こんなこと、本当は凛に聞けばわかるだろう。しかしこういうことは依頼者の口から聞いて初めて意味があるのだ。
「では、よろしくお願いします。どうか……見つけてくださいね」
「はい、お任せください。必ず見つけて見せましょう」
牧原さんは前金を置いて事務所から重い足取りで立ち去っていく。
「所長、動くんですか?」須藤が言う。
「まぁ、俺を呼び出してまで依頼して来たんだ……俺が動くのが筋だろうな」
まぁ誰がこの件を依頼してこようが俺が気づいて動くと思うが。
「そうですか、まぁ何かあったらお手伝いしますよ」
「おう、ありがとう」
須藤の気遣いに感謝しながら時計を見る。時刻は午後5時。まだ空は明るく日が暮れるまでには随分時間があるように見える。

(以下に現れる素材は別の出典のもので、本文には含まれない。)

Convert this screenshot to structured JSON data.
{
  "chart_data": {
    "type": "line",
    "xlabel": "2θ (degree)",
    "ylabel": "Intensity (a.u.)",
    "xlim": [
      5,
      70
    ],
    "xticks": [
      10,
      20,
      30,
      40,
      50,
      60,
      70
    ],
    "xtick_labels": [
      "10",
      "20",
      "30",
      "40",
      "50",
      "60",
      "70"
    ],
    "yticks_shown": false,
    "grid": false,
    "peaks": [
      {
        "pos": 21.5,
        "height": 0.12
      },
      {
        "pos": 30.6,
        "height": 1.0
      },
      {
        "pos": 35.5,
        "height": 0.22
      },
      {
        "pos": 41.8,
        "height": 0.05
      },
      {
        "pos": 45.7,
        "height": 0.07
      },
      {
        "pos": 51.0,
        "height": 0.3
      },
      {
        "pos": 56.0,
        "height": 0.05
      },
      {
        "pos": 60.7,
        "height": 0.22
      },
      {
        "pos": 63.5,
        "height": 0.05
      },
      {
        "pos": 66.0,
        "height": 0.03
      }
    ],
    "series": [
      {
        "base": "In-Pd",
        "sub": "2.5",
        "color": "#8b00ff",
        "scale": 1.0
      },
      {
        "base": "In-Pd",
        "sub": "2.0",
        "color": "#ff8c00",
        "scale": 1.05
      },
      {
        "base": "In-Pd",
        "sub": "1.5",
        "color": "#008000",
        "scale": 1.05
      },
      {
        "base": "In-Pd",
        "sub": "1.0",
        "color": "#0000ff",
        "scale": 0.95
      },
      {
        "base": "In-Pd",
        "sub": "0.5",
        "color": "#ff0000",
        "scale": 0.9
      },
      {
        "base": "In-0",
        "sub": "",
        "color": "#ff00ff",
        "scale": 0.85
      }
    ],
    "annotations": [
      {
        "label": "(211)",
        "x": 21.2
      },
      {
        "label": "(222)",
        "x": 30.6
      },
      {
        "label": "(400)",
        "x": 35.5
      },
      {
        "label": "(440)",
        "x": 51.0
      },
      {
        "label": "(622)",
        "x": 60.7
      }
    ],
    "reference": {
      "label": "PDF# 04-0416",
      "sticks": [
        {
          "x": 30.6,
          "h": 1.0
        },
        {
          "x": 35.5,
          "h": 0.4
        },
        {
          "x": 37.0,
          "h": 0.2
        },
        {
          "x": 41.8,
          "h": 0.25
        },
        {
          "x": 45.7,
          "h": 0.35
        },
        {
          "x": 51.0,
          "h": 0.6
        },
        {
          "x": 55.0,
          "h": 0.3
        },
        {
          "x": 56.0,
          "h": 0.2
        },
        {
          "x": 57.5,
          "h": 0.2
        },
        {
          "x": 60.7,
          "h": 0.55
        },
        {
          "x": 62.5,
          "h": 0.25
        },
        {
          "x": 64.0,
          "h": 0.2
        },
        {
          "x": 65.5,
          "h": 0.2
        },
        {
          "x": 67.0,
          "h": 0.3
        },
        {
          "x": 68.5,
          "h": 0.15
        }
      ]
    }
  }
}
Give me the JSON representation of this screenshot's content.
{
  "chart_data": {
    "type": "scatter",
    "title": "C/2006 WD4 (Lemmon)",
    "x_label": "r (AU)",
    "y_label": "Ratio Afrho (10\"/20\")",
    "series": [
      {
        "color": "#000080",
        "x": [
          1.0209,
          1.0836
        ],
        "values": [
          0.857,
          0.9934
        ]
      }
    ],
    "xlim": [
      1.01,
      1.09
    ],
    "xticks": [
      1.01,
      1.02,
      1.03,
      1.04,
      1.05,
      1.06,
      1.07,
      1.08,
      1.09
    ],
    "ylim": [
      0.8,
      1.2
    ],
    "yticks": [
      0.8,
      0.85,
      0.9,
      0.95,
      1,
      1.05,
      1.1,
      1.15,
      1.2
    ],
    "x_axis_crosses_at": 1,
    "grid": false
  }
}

この事務所の開業時間は午前9時から午後5時半まで。そろそろ閉業だ。
「よーしお前ら、帰る準備しろよー」
俺がみんなに声をかける。
するとデスクに向かって仕事中のシモは立ち上がり、相談室にいた須藤はスタスタと扉を開けオフィスに戻って来て、ダンベルで業務中に筋トレをしているバカはこちらに歩み寄ってくる。
「所長、まだ30分ありますけど?」
「もう30分なんだ。というか人と話すときくらいはダンベルを置け」
そう言われて初めてバカ……伊吹はダンベルを床に置く。
「いやーすまんね所長、癖でつい持って来ちまう」
「相変わらずアンタって筋肉バカね」
須藤が煽るような口調で伊吹に言う。
それを聞いて伊吹の顔色が変わる。
あーまた始まった。
「うるさいな!いいだろ別に!だいたいなんだよその足、まるでゴボウじゃねーか!お前こそちょっとは鍛えたらどうなんだよ!」
「何よ筋肉バカ!だいたい業務中にろくな仕事もせずになに筋トレしてんの?
そんなんだから財布スられるのよ!」
「あーもう!関係ないだろそれ!あと筋肉バカで悪いか!俺がバカならボディービルダーってなんだよ!気狂いかよ!ボディービルダーに謝れ!」
まーた始まった。今に話が脱線してくるぞ。
しかしまぁ、こんないつ終わるかわからない論争を見ているのは虚しいものだ。
いつも通りシモは笑いながらこのやり取りを見ているだけだし止めるのは俺だけだし。
「はいはい2人ともそろそろ……」
「「所長は黙って!!」」
そこだけは息ぴったり。あーなんだこれ。
こうして俺は、いつも通りの夫婦漫才を止められるわけもなく、閉業時間になってその言い合いが終わるまでじっと見守っていたのだった。